Dmitry Peskov, who speaks on behalf of the Russian president, said the Kremlin did not know whether the poisoned daughter of a Russian ex-spy made her statement under pressure or independently.
Yulia Skripal said in her video and written statement she felt lucky to have survived after being a victim of a nerve agent attack and that she would one day like to return home to Russia.
From a secret location in London and with a red scar visible on her neck, she described her sense of shock at the use of the nerve agent.
Mr Peskov, in a news conference called with reporters on Thursday, said there was a long list of questions that remained unanswered about Yulia Skripal.
“We still don’t know what condition Yulia Skripal is in,” he said. “We don’t know if she made these statements of her own free will or if she was pressured, we don’t know where she is… and what is being done to her and by whom, to what extent her rights are being upheld, and how legally competent she is.”
Ms Skripal, 33, and her father Sergei, a former Russian double agent who now lives in the UK, were found frothing at the mouth on a bench in Salisbury on 4 March.
Both were in a coma for weeks before Yulia became the first to recover enough to leave the hospital.
Russia has repeatedly demanded consular access to Ms Skripal because she is a Russian citizen, saying the international law gives it the right to talk to its own nationals.
It has also spoken of its fears that she and her father are being held against their will by the British authorities.
Addressing the requests for access by the Russian embassy, Ms Skripal said in her statement: “I’m grateful for the offers of assistance from the Russian embassy but at the moment I do not wish to avail myself of their services.
“Also, I want to reiterate what I said in my earlier statement that no one speaks for me, or for my father, but ourselves.”
The UK has said that Russia is to blame for the attack on the pair, with the nerve agent Novichok suspected to have been placed on Mr Skripal’s home door handle.
In her signed statement in her own hand, in both Russian and English, she described the attack on her as an “attempted assassination” and said she found it “difficult to come to terms with that both of us were attacked”.
Mr Peskov added: “We have no grounds to trust this and to believe in it.
“Overall, considering we are talking about a fairly unprecedented international provocation against Russia that was unleashed by Britain and London, we maintain our distrust and have every reason to do so.”

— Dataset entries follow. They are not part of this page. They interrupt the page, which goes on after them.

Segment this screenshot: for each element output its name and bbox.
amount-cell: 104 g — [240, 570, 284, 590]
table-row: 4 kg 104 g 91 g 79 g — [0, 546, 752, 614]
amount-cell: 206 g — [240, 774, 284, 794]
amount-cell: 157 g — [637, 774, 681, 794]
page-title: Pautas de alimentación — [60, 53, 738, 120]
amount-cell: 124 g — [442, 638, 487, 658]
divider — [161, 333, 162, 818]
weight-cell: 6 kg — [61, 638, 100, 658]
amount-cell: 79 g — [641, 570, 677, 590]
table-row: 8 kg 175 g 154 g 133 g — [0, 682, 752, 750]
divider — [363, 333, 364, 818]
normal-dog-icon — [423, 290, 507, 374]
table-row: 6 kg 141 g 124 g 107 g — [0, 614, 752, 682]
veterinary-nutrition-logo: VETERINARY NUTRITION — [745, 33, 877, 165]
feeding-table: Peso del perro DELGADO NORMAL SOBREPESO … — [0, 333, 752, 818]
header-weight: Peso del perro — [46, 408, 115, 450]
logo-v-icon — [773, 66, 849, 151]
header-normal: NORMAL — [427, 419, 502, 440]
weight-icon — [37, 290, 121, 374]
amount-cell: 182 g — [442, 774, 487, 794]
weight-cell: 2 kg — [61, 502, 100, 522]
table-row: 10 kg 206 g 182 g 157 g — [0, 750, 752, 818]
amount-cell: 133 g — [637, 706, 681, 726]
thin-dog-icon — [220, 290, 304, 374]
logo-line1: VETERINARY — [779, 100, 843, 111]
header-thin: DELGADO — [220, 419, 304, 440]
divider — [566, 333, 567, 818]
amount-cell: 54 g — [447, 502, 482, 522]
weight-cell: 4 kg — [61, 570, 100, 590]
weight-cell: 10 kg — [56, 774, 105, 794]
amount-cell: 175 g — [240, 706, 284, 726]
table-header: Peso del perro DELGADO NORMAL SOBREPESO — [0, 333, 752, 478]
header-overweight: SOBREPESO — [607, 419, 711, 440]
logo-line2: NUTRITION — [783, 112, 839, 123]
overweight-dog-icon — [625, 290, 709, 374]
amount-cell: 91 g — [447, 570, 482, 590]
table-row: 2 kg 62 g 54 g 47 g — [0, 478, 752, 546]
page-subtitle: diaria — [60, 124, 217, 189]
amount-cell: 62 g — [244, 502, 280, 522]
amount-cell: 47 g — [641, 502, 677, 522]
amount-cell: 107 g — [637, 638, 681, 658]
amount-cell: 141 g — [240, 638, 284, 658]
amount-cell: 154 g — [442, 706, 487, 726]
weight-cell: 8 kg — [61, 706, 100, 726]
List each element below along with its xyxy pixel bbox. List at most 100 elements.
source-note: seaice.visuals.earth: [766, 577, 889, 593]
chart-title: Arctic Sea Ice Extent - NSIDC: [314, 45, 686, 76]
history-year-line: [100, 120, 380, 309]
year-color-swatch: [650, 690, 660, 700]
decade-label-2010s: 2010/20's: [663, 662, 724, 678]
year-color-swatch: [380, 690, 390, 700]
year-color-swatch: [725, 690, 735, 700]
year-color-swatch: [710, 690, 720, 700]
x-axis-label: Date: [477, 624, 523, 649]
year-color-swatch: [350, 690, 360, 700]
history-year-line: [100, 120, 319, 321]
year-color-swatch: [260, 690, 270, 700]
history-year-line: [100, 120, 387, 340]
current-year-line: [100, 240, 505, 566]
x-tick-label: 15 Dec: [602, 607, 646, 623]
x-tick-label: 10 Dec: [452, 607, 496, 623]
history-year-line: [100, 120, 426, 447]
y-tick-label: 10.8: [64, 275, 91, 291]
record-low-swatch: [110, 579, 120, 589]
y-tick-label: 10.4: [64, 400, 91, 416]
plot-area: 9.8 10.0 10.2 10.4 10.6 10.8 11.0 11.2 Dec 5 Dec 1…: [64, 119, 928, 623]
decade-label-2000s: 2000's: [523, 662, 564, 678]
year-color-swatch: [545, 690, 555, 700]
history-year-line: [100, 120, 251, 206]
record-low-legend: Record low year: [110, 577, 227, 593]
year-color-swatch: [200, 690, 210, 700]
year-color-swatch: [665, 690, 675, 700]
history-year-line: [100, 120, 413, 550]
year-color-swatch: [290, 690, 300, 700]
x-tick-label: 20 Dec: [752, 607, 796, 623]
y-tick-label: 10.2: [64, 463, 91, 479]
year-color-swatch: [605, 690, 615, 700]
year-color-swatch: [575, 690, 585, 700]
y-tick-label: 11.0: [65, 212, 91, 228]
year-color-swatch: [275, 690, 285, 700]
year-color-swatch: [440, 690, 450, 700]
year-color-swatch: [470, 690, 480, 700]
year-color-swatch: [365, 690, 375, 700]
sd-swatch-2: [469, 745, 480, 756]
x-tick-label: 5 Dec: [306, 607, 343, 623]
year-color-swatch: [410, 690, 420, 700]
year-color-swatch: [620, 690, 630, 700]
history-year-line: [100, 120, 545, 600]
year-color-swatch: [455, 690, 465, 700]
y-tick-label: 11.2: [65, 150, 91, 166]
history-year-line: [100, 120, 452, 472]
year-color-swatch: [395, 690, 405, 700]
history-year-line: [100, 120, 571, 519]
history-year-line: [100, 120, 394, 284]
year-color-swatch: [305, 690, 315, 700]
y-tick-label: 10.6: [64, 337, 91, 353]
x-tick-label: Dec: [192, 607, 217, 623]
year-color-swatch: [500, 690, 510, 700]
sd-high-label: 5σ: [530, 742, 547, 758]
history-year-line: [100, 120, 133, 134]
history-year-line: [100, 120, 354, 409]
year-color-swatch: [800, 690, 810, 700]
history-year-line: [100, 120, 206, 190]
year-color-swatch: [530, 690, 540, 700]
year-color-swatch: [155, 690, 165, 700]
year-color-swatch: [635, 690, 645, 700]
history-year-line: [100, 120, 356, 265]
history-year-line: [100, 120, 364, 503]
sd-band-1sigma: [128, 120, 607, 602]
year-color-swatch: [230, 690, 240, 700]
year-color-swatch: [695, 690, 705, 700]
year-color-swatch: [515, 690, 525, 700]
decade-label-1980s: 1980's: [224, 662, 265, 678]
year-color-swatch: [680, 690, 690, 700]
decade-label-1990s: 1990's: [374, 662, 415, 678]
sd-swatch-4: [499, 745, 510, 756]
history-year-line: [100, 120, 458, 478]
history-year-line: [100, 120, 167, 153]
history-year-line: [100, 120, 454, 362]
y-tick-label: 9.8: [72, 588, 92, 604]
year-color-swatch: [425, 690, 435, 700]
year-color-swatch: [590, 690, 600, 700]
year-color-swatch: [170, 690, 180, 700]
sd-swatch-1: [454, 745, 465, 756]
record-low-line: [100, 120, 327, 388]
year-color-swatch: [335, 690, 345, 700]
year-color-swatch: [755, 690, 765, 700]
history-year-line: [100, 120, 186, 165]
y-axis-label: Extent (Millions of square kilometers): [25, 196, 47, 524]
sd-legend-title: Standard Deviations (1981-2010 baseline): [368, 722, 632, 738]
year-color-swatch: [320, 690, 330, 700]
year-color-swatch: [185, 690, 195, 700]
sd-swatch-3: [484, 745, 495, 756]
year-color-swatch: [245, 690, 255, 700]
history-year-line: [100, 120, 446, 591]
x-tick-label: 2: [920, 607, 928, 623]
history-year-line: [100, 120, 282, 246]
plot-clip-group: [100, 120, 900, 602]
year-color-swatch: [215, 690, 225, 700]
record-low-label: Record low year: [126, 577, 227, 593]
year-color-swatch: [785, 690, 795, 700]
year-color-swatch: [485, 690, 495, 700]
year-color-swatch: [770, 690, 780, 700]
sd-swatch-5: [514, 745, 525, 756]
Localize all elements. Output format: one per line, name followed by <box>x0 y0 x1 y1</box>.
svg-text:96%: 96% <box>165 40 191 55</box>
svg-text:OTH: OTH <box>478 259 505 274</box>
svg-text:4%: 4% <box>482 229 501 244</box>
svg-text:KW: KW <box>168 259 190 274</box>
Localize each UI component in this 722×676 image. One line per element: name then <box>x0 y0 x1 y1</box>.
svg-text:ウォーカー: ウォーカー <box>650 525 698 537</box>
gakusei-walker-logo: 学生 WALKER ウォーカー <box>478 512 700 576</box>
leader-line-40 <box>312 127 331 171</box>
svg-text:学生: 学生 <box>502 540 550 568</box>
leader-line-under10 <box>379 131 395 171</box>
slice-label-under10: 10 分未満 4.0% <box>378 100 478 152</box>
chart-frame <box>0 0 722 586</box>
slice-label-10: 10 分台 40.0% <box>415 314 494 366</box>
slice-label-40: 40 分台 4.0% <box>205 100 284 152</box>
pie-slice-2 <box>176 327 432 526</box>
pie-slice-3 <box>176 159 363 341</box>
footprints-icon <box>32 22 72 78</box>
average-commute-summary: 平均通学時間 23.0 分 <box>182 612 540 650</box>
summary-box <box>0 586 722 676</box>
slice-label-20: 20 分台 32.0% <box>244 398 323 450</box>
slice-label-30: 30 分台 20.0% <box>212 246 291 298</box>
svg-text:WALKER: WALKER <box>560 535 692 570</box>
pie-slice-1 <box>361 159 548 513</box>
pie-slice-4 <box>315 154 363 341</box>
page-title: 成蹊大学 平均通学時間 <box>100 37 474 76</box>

The Russian embassy was the first to question whether Yulia was speaking of her own free will on Wednesday night, but added in a tweet on Thursday: “The bottom line is that MI5 should expect better results from their translators –
for 32K/year they should be able to write statements which sound more Russian.”
The cousin of Yulia Skripal was another to express doubts over the statement.
Viktoria Skripal said on Russian state television late on Wednesday that she appeared to be delivering a statement written by others.
“The text is learned by heart – I mean she doesn’t speak emotionally, she says it very quickly,” she said.
Viktoria also said she was happy that Yulia was “safe and sound”.